Kathy O’Neill is the new resident board member for the Valley Housing Authority.
October is recognized Down Syndrome Month. Down Syndrome is caused by a chromosomal disorder and is the leading cause of intellectual and developmental delay in the U.S. It is estimated that there are 6,000 births every year in the U.S. of babies with Down Syndrome. This is about one in every 700 children. Approximately 85 Down Syndrome births take place in the state of Alabama every year.
“Through the efforts of parents, activists, advocacy organizations and self-advocates, people with Down Syndrome are offered early intervention services, attend school, procure appropriate health care, choose to live at home or independently, receive transition services and vocational training, have meaningful relationships, volunteer opportunities, maintain a job and experience a life of inclusion and rewarding maturity,” the proclamation reads.

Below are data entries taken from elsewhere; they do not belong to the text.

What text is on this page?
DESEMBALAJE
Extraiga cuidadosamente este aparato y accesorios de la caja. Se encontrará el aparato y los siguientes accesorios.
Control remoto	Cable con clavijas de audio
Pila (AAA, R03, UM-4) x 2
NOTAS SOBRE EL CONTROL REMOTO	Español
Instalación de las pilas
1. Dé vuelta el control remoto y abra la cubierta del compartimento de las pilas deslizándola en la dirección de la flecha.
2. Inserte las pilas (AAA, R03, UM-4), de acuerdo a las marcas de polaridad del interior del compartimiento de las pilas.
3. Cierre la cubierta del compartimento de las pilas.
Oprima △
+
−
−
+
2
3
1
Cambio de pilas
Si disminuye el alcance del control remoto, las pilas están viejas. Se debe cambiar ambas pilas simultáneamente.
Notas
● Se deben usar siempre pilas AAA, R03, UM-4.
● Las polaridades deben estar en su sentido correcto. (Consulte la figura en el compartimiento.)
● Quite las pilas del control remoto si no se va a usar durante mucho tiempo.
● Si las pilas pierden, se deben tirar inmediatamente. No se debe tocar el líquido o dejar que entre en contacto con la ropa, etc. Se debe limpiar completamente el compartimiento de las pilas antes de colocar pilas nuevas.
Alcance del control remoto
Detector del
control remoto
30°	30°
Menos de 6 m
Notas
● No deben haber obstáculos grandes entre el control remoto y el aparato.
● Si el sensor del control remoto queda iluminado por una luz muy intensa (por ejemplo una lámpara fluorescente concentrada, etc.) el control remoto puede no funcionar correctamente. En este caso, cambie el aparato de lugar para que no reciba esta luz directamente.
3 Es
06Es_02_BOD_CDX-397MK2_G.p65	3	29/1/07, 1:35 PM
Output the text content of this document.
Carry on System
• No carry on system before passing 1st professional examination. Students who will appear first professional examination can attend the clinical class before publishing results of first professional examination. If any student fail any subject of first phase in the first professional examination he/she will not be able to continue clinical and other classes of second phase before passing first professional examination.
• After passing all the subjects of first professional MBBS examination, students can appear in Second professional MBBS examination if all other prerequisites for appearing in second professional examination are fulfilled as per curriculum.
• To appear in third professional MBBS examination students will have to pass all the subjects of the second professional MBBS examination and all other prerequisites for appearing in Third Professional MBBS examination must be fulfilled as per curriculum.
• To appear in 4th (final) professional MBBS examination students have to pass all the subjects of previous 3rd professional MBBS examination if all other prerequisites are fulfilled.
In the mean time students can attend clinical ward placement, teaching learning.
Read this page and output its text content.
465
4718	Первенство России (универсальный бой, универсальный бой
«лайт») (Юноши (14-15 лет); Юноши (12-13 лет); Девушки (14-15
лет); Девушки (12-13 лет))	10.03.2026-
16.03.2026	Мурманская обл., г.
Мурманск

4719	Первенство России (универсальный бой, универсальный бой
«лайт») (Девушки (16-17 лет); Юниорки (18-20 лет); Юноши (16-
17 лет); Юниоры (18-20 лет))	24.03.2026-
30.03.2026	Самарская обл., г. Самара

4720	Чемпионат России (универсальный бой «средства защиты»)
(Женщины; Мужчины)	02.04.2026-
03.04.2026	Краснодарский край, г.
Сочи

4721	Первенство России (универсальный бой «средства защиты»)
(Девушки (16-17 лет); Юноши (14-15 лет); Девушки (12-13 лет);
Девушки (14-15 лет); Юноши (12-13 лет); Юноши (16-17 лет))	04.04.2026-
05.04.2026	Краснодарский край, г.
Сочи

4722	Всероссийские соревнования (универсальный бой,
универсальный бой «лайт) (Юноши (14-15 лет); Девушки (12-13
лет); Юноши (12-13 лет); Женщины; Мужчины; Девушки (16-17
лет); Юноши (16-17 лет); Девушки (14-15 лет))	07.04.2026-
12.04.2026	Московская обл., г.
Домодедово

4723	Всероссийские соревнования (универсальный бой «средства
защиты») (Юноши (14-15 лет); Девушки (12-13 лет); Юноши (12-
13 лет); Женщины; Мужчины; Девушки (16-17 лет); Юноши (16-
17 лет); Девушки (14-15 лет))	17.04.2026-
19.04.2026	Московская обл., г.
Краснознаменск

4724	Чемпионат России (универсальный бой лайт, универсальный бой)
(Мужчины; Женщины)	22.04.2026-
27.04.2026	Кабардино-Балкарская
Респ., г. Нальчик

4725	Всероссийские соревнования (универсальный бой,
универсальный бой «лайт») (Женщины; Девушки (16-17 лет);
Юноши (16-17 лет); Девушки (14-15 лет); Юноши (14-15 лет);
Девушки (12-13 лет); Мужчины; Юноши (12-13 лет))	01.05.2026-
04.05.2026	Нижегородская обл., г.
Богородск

“The City of Valley encourages all citizens to work together to celebrate the lives of individuals with Down Syndrome, promote awareness, to be mindful to develop communities and laws that will improve their well-being and quality of life, support their caregivers and service providers and remember to appreciate and regard every individual with dignity as a valued member of the community.”
Valley Parks and Recreation Director Laurie Blount informed the council that the fall session of the Valley Farmers Market will be getting under way this coming Friday and will continue through the Friday before Thanksgiving. Each session will take place between 3 and 6 p.m.
“Our farmers will have beans and squash for sale this Friday,” she said. “They will have collards and turnips the next week.”
Valley Parks & Recreation will be hosting a pumpkin splash at the Community Center pool on Friday, Oct. 28 and a fall festival at the Sportsplex on Monday, Oct. 31.
The pumpkin splash will have all kinds of fun games in and around the pool. The fall festival will be a walking event for the first time since the pandemic started in 2020.
In previous years, children were asked to stay in their cars while candy was brought to them.
“We need some vendors for our festival,” Blount said. “We need the support of local businesses, churches and civic groups to help make this a fun event.”
In the council member communications portion of the meeting, District One representative Jim Clark said he had recently heard from Chattahoochee Humane Society board member John Radford that the local animal shelter is at full capacity right now.
“For now, they aren’t accepting any animals being brought there,” Clark said. “Stray animals are a problem now. In emergency situations, the shelter staff will try to place the animals in another shelter.”
Clark asked Planning & Development Director Travis Carter if something could be done to speed up the pickup of items city residents have left by the curb.
Police Chief Mike Reynolds recognized Patrol Officer Devonte Allen as Valley Police Department’s Officer of the Quarter. Officer Allen has been with Valley for the past seven months. He had previously served in the City of LaFayette. In the most recent reporting period he answered 319 calls, wrote 20 reports, was present at 16 vehicle wrecks, made 412 traffic stops, issued 101 warnings and 168 citations, made 128 misdemeanor arrests and five felony arrests while serving 44 warrants.